Zapraszam do zabawy i powodzenia! 🙂

 

 

P.S. Będzie mi bardzo miło jeśli polubicie Małych Czytelników na Facebooku i Instagrami🙂

 

 

 

Szczegółowy regulamin konkursu:

1. Organizatorem konkursu jest autorka bloga Mali Czytelnicy.
2. Konkurs trwa od 24.11.2020 r. do 28.11.2020 r. do godz. 23.59
3. Nagrodą w konkursie są dwie książki: Jano i Wito uczą mówić. Różowy rower Wygrywa jedna osoba.

4. Zgłoszenia konkursowe zostawiacie w komentarzu pod wpisem.
5. Ogłoszenie wyników nastąpi pod zwycięskim komentarzem w ciągu 3 dni, zwycięzca ma także 3 dni na to, aby skontaktować się ze mną mailowo lub na FB Mali czytelnicy w celu podania adresu do wysyłki. Jeśli tego nie zrobi, wybiorę kolejną osobę. Książki wyślę paczkomatem.
6. Zastrzegam sobie prawo do usunięcia zgłoszenia, które narusza regulamin konkursu lub powszechnie przyjęte normy obyczajowe.
7. Dane osobowe zwycięzcy konkursu będą wykorzystane wyłącznie w zakresie niezbędnym do przeprowadzenia konkursu zgodnie z regulaminem.

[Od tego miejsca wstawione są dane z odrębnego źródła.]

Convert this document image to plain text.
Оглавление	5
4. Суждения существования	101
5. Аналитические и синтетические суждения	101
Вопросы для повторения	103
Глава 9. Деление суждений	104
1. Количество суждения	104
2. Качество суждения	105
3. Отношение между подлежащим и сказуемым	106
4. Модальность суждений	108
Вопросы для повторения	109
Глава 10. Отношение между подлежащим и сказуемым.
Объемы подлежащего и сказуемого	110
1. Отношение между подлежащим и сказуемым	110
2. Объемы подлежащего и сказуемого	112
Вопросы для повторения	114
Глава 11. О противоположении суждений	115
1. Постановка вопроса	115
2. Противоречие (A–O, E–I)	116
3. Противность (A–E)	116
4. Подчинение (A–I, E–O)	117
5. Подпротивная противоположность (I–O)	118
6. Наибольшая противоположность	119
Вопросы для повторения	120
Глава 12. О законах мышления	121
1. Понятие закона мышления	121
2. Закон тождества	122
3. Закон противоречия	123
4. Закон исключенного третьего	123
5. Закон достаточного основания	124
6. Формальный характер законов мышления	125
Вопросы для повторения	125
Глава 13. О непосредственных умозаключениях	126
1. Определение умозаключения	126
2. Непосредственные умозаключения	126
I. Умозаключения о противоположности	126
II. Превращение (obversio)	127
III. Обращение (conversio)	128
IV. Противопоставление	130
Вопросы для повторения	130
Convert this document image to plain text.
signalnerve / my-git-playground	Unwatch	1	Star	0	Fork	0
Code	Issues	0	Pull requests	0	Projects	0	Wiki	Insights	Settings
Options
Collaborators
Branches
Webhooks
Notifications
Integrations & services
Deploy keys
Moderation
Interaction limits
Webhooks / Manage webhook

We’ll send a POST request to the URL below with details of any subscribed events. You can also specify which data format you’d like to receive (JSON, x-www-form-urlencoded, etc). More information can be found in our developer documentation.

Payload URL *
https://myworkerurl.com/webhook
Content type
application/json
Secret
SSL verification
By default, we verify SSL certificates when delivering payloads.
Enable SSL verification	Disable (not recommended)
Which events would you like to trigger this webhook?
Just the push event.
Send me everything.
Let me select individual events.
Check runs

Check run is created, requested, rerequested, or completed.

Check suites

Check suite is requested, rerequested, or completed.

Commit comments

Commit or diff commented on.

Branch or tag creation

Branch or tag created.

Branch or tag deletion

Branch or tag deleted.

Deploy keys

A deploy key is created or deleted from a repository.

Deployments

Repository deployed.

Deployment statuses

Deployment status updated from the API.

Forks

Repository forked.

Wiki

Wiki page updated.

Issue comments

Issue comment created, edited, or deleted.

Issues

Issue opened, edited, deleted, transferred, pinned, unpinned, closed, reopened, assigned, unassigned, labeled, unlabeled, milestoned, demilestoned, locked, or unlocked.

10 thoughts on “Jano i Wito uczą mówić. Różowy rower – Konkurs

  1. Moje ulubione słowo na literę „R” to RADOŚĆ. Radość z życia, z czasu spędzonego w gronie rodzinnym, z obdarowywania, oczywiście z czytania i ze wszystkich małych codziennych rzeczy. Samo słowo radość wywołuje uśmiech na mojej twarzy i powoduje że przypominają mi się same dobre chwile dnia dzisiejszego. Tak, radość to z pewnością jest to moje ulubione słowo na literę”R”!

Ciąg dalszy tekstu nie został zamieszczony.